Es oportuno reflexionar sobre el Reino. Es el ámbito gobernado por Dios, al que están invitados todos. Su importancia se manifiesta en la persona de Cristo y en el ejercicio único de su misión.
El Señor lo anuncia, como San Juan Bautista lo anunció a Él: «A partir de ese momento, Jesús comenzó a proclamar: conviértanse, porque el Reino de los Cielos está cerca» (Mateo 4, 17).
Si Dios, como lo es, es el Rey de ese Reino, revela el destino de todo el Universo, llegado a su perfección en el hombre. Merece que optemos por él, excluyendo de nuestra vida toda idolatría. Los ídolos, adorados irresponsablemente por el mundo, se oponen al Reino de los Cielos. La Ley suprema de ese Reino es el amor.
- La Ley única del Reino de Dios.
Jesús, mediante su generosa dádiva en la Cruz, revela que la voluntad del Padre es que le amemos y nos amemos con un amor purificado de todo pecado. Cristo enseña cómo lo lograremos: «Este es mi mandamiento. Ámense los unos a los otros como yo los he amado» (Juan 15, 12).
Él nos amó hasta dar la vida en la Cruz. Es la única medida del amor. Esta es la Ley del Reino.
El odio, o la ausencia de amor, pone a la persona en condición de delincuente. San Juan de la Cruz afirmaba que en el día del juicio «seremos juzgados por el amor».

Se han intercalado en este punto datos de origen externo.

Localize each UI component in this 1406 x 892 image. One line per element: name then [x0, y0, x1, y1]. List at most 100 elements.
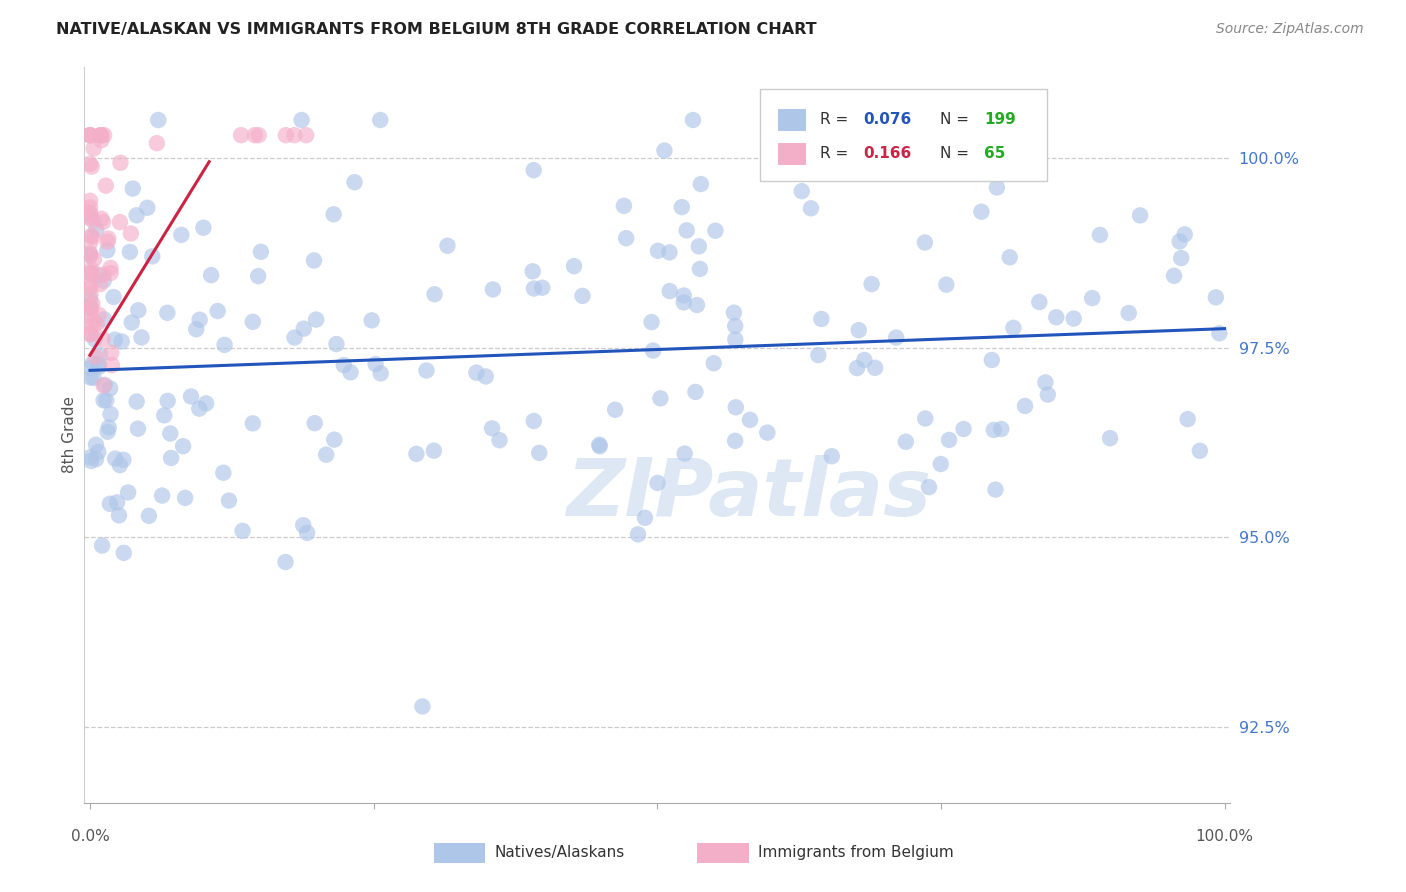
Point	[79, 293, 101, 307]
Point	[250, 244, 273, 259]
Point	[146, 136, 169, 151]
Point	[1170, 251, 1192, 265]
Point	[97, 231, 120, 245]
Point	[689, 262, 711, 277]
Point	[79, 249, 101, 263]
Point	[482, 282, 505, 296]
Text: NATIVE/ALASKAN VS IMMIGRANTS FROM BELGIUM 8TH GRADE CORRELATION CHART: NATIVE/ALASKAN VS IMMIGRANTS FROM BELGIU…	[56, 22, 817, 37]
Point	[423, 443, 446, 458]
Point	[1188, 443, 1211, 458]
Point	[423, 287, 446, 301]
Point	[571, 289, 593, 303]
Point	[370, 367, 392, 381]
Point	[671, 200, 693, 214]
Point	[990, 422, 1012, 436]
Point	[80, 160, 103, 174]
Point	[302, 253, 325, 268]
Point	[172, 439, 194, 453]
Point	[658, 245, 681, 260]
Point	[232, 524, 254, 538]
Point	[984, 483, 1007, 497]
Point	[79, 360, 101, 375]
Point	[415, 363, 437, 377]
Point	[108, 458, 131, 472]
Point	[1118, 306, 1140, 320]
Point	[82, 356, 104, 370]
Point	[87, 308, 110, 322]
Point	[112, 546, 135, 560]
Text: N =: N =	[941, 145, 974, 161]
Point	[654, 144, 676, 158]
Point	[810, 312, 832, 326]
Point	[186, 322, 208, 336]
Point	[82, 318, 104, 333]
Point	[80, 266, 103, 280]
Point	[79, 266, 101, 280]
Point	[682, 113, 704, 128]
Point	[100, 260, 122, 275]
Point	[647, 475, 669, 490]
Point	[242, 417, 264, 431]
Point	[79, 235, 101, 250]
Point	[93, 128, 115, 143]
Point	[673, 446, 696, 460]
Point	[125, 394, 148, 409]
Point	[214, 338, 236, 352]
Point	[1014, 399, 1036, 413]
Text: Natives/Alaskans: Natives/Alaskans	[495, 845, 624, 860]
Point	[79, 309, 101, 323]
Point	[79, 128, 101, 143]
Point	[935, 277, 957, 292]
Point	[990, 155, 1012, 169]
Point	[998, 250, 1021, 264]
Point	[79, 157, 101, 171]
Point	[79, 306, 101, 320]
Text: 100.0%: 100.0%	[1195, 830, 1254, 845]
Point	[323, 433, 346, 447]
Point	[1088, 227, 1111, 242]
Point	[368, 113, 391, 128]
Point	[1081, 291, 1104, 305]
Point	[84, 350, 107, 364]
Point	[531, 281, 554, 295]
Point	[94, 178, 117, 193]
Text: N =: N =	[941, 112, 974, 127]
Point	[1005, 166, 1028, 180]
Point	[98, 381, 121, 395]
Point	[117, 485, 139, 500]
Point	[87, 359, 110, 374]
Point	[93, 274, 115, 288]
Point	[118, 244, 141, 259]
Point	[686, 298, 709, 312]
Point	[481, 421, 503, 435]
Text: 0.0%: 0.0%	[70, 830, 110, 845]
Point	[723, 305, 745, 319]
Point	[304, 416, 326, 430]
Point	[247, 269, 270, 284]
Point	[79, 246, 101, 260]
Point	[97, 420, 120, 434]
Point	[90, 128, 112, 143]
Point	[79, 128, 101, 143]
Point	[522, 264, 544, 278]
Point	[79, 281, 101, 295]
Text: 199: 199	[984, 112, 1015, 127]
Point	[488, 433, 510, 447]
Point	[100, 266, 122, 280]
Point	[84, 222, 107, 236]
Point	[108, 508, 131, 523]
Point	[104, 333, 127, 347]
Point	[159, 426, 181, 441]
Point	[87, 445, 110, 459]
Point	[1163, 268, 1185, 283]
Point	[79, 370, 101, 384]
Point	[588, 438, 610, 452]
Point	[295, 128, 318, 143]
Y-axis label: 8th Grade: 8th Grade	[62, 396, 77, 474]
Point	[1129, 208, 1152, 222]
Point	[1045, 310, 1067, 325]
Point	[650, 392, 672, 406]
Point	[325, 337, 347, 351]
Point	[295, 525, 318, 540]
Point	[141, 249, 163, 263]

La contemplación inspiró al Apóstol Juan una exacta definición de Dios: «El que no ama no ha conocido a Dios, porque Dios es amor» (1 Juan 4, 8). Es oportuno relacionar esta expresión de Juan con las palabras formuladas por el mismo Jesús: «Por lo tanto, sean perfectos como es perfecto el Padre que está en el cielo» (Mateo 5, 48).
La perfección del Padre está en relación con su naturaleza divina. El Amor es la perfección del Padre y del Hijo. El amor, sin la contaminación del egoísmo (sin pecado), hace de los hombres imitadores de Dios. Es una perspectiva adecuada para entender el misterio del pecado y de la Redención.
- Cristo Rey.
Dios no desestima al pecador, Jesús vino para redimirlo, su salvación consiste en la eliminación del pecado y en la participación de la Vida divina.
El aterrador acontecimiento de la Cruz, permite valorar al hombre en su original dignidad, y entender la enorme importancia de la Encarnación y de la Muerte de Cristo. Mediante las penas de su crucifixión y su inmediata resurrección, Cristo es constituido en el Rey del Reino de los Cielos, y supremo gobernador de la nueva vida de los redimidos. Es entonces cuando es posible dimensionar el amor de Dios y la vocación a la santidad de los redimidos.
Estamos destinados a la perfección del Padre.
Mientras tanto debemos ejercitarnos en la fidelidad a los mandamientos y bienaventuranzas, asistidos necesariamente por la gracia y el poder de Cristo resucitado.
La predicación del Evangelio, en la mente de los Apóstoles, es una transmisión profética que suscita la fe e introduce a los creyentes en la edificación temporal del Reino. La Iglesia, fundada en los Apóstoles y en los Profetas, es edificación del Reino de Dios en la tierra: «Bendito sea Dios, el Padre de nuestro Señor Jesucristo, que en su gran misericordia, nos hizo renacer, por la resurrección de Jesucristo, a una esperanza viva, a una herencia incorruptible, incontaminada e imperecedera, que ustedes tienen reservada en el cielo» (1 Pedro 1, 3-4).
- La misión de la Iglesia.
El mundo necesita ser informado de esa Nueva Buena. Es la Iglesia, de la que somos parte, la que ha recibido esa misión.
La cumple significando la salvación, mediante la predicación del Evangelio y la celebración de los sacramentos. Es una verdadera transmisión de gracia, en peligro de ser anulada por un ritualismo farisaico, que se actualiza en la contradicción entre la fe y la vida.
Es preciso someternos humildemente a un examen de conciencia. La revisión de nuestra vida personal, familiar y social -a la luz de la Palabra de Dios- constituye la mayor y más actual de las exigencias de la fe.